In oktober 1847 verliet Abraham Lincoln, een nieuw lid van het Amerikaanse Huis van Afgevaardigden, zijn huis in Illinois om de 30e congres in Washington, DC bij te wonen. Hij en zijn vrouw reisden per postkoets en trein en maakten blijkbaar een tussenstop in Lexington, Ky., Om de Todds te bezoeken. Het was misschien die uitstap die Lincoln een plek opleverde op een bekende journalistenlijst van congresleden die een buitensporig bedrag in rekening brachten voor hun reisvergoeding.
Voor ProPublica duikt Scott Klein in een schitterend voorbeeld van 19e-eeuwse onderzoeksjournalistiek, waar wetgevers werden vermaand voor het in rekening brengen van meer dan ze zouden moeten hebben voor hun reis. Blijkbaar was reisvergoeding destijds een doelwit voor hervorming. Het verhaal liep in 1848 in de New York Tribune en pleit: "Daarom smeken wij u, mannen in het Congres! Om de kilometerstand te hervormen in deze huidige sessie!"
Het onderzoek werd geleid door schrijver en redacteur van de New York Tribune, Horace Greeley. De invloedrijke man was een abolitionist, fan van Karl Marx, vegetariër en de redacteur aan wie we de uitdrukking "Go West, young man!" (Hoewel het erop lijkt dat hij die exacte woorden eigenlijk nooit heeft gezegd of geschreven.) In 1948 had de Whig-partij een tijdelijke vacature in het huis en zij nomineerden Greeley om drie maanden in te vullen. In die tijd bracht hij zijn soms vernietigende blik op de kilometervergoeding die de congresleden kregen voor hun reis.
Het is waar dat reizen in de 19e eeuw veel moeilijker was dan nu, maar omdat de kilometervergoeding gebaseerd zou zijn op "de gewoonlijk afgelegde route", kon Greeley het teveel aan elk congreslid berekenen. Trouwens, reizen was al minder zwaar geworden. "De 40-cent kilometerstand was tientallen jaren eerder berekend om overeen te komen met het tarief van een congreslid van vóór 1816 van $ 8 per dag, ervan uitgaande dat hij slechts 20 mijl per dag kon reizen, " schrijft Klein. "Dankzij stoomschepen en de toenemende prevalentie van treinen kunnen reizigers echter veel sneller gaan."

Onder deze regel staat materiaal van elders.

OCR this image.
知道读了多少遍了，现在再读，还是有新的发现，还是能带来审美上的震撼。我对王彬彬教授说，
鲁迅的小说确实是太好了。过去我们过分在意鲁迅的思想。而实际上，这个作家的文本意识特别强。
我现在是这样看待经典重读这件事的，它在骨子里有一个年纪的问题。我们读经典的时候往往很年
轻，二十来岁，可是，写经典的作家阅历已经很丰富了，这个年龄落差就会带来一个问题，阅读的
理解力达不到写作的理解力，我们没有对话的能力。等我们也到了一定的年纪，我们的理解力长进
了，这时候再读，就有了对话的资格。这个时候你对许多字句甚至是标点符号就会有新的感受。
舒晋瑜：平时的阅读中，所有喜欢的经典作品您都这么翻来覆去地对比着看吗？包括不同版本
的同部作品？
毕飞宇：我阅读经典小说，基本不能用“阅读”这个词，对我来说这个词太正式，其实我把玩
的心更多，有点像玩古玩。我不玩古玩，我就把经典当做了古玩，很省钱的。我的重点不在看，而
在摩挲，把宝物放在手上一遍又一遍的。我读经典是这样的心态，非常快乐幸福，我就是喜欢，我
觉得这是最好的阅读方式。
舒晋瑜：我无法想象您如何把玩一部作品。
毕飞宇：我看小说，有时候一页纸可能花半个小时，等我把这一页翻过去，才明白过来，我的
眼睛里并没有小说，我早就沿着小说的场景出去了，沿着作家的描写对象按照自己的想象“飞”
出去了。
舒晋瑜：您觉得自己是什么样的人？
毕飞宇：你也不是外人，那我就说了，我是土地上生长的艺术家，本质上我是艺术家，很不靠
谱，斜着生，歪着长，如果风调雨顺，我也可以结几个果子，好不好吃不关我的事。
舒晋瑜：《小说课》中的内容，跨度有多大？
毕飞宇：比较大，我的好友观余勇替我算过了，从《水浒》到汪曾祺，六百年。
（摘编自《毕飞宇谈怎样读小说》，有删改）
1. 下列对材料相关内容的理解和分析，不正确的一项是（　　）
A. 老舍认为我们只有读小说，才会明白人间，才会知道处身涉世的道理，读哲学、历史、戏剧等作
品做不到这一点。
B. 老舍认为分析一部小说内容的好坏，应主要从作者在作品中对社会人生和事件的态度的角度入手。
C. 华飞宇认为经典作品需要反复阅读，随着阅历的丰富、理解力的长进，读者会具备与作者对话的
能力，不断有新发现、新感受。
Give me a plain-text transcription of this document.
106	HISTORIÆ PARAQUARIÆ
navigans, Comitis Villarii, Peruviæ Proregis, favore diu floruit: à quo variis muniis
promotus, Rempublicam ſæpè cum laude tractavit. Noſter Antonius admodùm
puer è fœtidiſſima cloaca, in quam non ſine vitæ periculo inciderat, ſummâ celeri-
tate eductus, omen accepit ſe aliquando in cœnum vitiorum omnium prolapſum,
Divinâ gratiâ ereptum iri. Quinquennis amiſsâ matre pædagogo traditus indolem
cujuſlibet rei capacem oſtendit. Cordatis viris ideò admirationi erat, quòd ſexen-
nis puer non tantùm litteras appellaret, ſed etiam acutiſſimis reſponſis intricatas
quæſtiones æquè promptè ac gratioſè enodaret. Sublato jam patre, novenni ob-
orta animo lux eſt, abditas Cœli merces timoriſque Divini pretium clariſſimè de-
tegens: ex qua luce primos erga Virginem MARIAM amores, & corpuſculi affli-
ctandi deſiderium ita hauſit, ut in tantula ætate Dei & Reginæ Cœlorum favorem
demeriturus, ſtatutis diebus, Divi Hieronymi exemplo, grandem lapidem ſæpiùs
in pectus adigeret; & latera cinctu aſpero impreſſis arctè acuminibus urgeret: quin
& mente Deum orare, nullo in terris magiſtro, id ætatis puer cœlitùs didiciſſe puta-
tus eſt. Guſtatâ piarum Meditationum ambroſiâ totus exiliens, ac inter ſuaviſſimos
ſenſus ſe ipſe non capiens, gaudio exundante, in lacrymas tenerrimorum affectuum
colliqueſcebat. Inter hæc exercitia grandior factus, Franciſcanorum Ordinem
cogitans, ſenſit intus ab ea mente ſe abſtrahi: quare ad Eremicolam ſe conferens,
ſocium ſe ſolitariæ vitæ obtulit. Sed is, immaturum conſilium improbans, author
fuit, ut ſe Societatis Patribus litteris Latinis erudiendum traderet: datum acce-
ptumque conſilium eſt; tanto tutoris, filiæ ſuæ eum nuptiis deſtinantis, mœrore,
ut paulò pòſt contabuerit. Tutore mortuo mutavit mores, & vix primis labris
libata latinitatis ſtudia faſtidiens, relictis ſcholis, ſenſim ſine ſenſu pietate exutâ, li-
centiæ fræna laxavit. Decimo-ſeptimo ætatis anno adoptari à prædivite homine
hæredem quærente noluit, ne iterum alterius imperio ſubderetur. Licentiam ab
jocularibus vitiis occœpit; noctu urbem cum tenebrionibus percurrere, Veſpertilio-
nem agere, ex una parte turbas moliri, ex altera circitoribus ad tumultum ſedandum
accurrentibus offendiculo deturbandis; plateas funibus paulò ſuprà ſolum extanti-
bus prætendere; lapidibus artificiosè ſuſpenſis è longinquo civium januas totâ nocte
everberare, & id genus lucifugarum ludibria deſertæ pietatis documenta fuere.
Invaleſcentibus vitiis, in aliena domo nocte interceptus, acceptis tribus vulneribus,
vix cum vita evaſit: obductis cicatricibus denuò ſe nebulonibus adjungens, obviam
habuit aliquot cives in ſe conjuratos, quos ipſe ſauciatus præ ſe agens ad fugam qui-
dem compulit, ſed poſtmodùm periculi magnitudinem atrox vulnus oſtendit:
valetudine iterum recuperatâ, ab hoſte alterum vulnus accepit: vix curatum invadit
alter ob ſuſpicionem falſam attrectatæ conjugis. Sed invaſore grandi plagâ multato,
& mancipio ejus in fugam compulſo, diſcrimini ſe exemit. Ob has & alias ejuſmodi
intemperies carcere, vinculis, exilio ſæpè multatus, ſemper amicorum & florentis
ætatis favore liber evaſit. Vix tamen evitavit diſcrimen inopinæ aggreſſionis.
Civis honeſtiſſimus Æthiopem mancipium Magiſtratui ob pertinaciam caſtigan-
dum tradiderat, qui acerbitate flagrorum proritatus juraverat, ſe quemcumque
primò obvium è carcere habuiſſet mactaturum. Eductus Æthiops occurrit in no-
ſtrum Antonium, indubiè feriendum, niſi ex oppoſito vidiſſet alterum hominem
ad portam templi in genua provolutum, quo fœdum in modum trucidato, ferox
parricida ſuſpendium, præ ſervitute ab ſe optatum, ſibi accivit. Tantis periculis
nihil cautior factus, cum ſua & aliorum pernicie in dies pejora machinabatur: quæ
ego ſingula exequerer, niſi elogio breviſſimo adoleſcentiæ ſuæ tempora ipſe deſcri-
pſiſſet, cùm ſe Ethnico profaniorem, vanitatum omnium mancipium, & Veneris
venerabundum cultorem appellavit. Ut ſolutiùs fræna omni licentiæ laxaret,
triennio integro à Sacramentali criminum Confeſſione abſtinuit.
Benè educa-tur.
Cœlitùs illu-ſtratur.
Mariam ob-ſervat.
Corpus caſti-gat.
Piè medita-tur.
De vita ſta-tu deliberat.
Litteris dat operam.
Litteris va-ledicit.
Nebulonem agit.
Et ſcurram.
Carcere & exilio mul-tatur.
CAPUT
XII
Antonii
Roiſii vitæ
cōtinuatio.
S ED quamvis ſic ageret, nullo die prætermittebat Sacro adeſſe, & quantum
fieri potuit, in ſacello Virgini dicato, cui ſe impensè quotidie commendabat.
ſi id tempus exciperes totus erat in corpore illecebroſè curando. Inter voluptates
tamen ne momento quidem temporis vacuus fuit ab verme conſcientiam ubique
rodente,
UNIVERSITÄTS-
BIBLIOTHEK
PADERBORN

Toch lijkt het meegaan op reisvergoedingen een klein doelwit. Maar de cijfers die Greeley heeft gevonden, zijn het overwegen waard. Klein schrijft:
Onder de beschuldigde stond Abraham Lincoln, in zijn enige termijn als congreslid. Lincoln's reis van het verre Springfield, Illinois, maakte hem de ontvanger van zo'n $ 677 aan extra kilometers - meer dan $ 18.700 vandaag - een van de ergste van het huis. De bevindingen van Greeley bevatten een lijst met historische legendes, inclusief de beide vice-presidenten van Lincoln - Hannibal Hamlin, die slechts $ 64, 80 nodig had om tussen Washington en Maine te gaan, en Andrew Johnson, die $ 122, 40 extra kreeg om naar het Capitool en terug uit Tennessee te gaan. Daniel Webster ontving $ 72 extra voor reizen van en naar de Senaat uit Massachusetts. John C. Calhoun en Jefferson Davis ontvingen respectievelijk $ 313, 60 en $ 736, 80 extra voor retourreizen vanuit South Carolina en Mississippi. De excessen zijn ruwweg gevolgd op basis van de afstand tot Washington. Isaac Morse, een democraat uit Louisiana, wiens reis ongeveer 1.200 mijl per post omvatte, ontving 2.600 mijl in kilometers van het huis.
Zelfs vandaag is het uitgegeven geld opmerkelijk: een artikel uit 2010 in The Wall Street Journal meldt dat leden van de Tweede Kamer de afgelopen twee jaar tussen $ 375.000 en $ 625.000 per dag hebben ontvangen. En ProPublica merkt op dat er geen systeem is voor het volgen van deze uitgaven en geen afkeuring voor niet-terugbetaalde middelen. Klein merkt echter op dat kilometers vandaag deel uitmaken van het totale budget van elk congreslid.
Om eerlijk te zijn, was Greeley's onderzoek niet echt gericht op Rep. Lincoln persoonlijk, maar eerder op wat hij zag als een verspillend, verouderd systeem. Zeker, Lincoln kon doorgaan en zijn campagne voor president winnen. Een verzoek om te veel kilometers zou zijn vergeten, gezien alle andere problemen die politici en schrijvers met zich meebrengen.